No es posible que mientras los demás conversan animadamente, usted esté chateando, leyendo mensajes, observando fotos y riendo solo. Cuando así actúa, aunque sin articular palabras, usted les está diciendo a los otros: “No me importa ni me interesa lo que hablan”, y, peor aún, está dando muestras de que es usted una persona muy descortés, mala educada, imprudente, antisocial y con un fatal e inadecuado manejo de las relaciones humanas.
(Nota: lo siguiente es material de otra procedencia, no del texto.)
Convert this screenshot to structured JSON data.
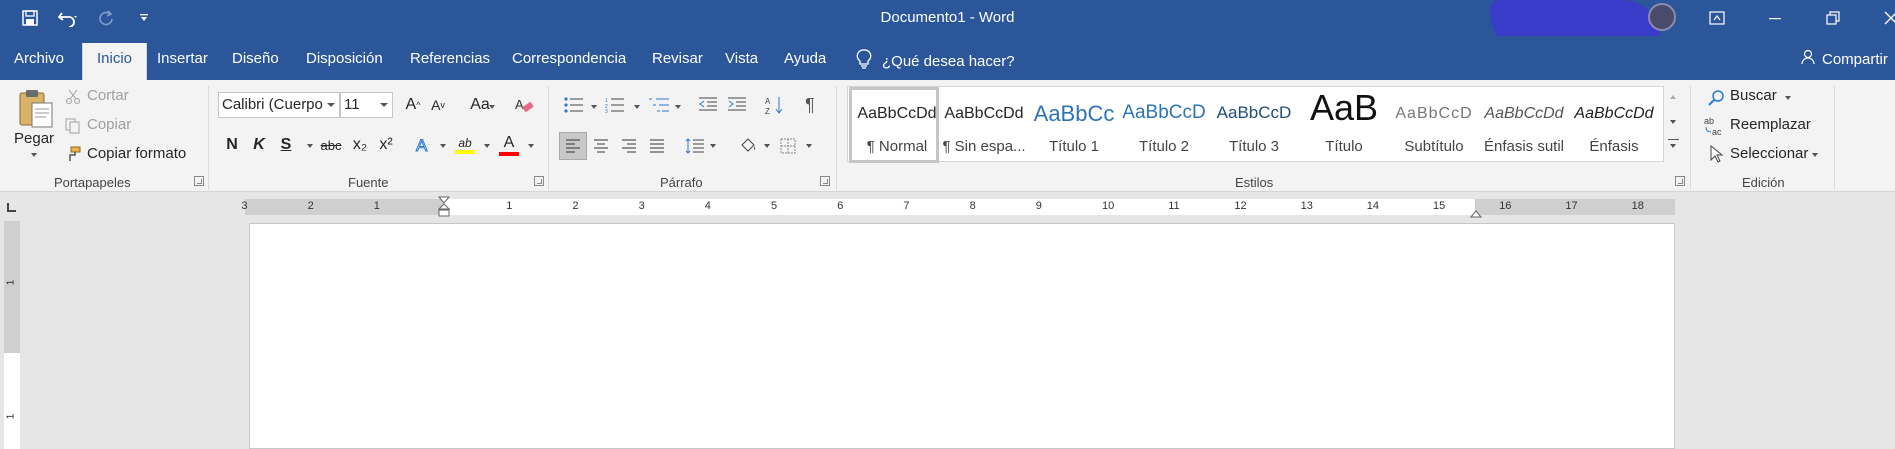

Debo recordarle, mi muy enfermo y “telefomaníaco” amigo, que nada satisface o agrada más al que habla que sentirse escuchado y atendido; pues de esa forma se siente también respetado y distinguido. Por tal razón, si usted oye la alarma indicadora de que un nuevo mensaje ha llegado a su venerado y móvil aparato, por favor, no se ponga loco, controle sus nervios y, salvo que se trate de un asunto de emergencia acerca del cual espera informe, deje para el momento oportuno la lectura de dicho mensaje y continúe hablando de manera normal con el o los amigos que tiene a su frente.
Nunca olvide que, en el proceso de la comunicación oral, el interlocutor que más privilegios o importancia tiene es el que permanece presencialmente junto a usted, no el que de repente llama desde algún lugar remoto. Por tanto, si alguien debe esperar a que termine la conversación es este último, no el primero.
Piense que el mundo no se acabará si usted lee y responde más tarde la llamada recibida mientras habla con otro o el mensaje que de repente aparece en pantalla. Piense que, para el logro de una comunicación verdaderamente efectiva en el discurso cotidiano, usted, desde ahora, debe proponerse como meta superar esa adicción tecnológica que a tantos usuarios de la lengua afecta, consistente en atribuirle más importancia a la pantalla de un aparato telefónico que al ser humano que yace a nuestro lado.
En otras palabras, mi muy apreciado y “telefomaníaco” amigo, es sumamente desagradable, y no menos repugnante, conversar con alguien que cada minuto tiene que estar respondiendo una llamada y sobando o frotando sus dedos en la pantalla cuasi “sacrosanta” de un “bendito” celular.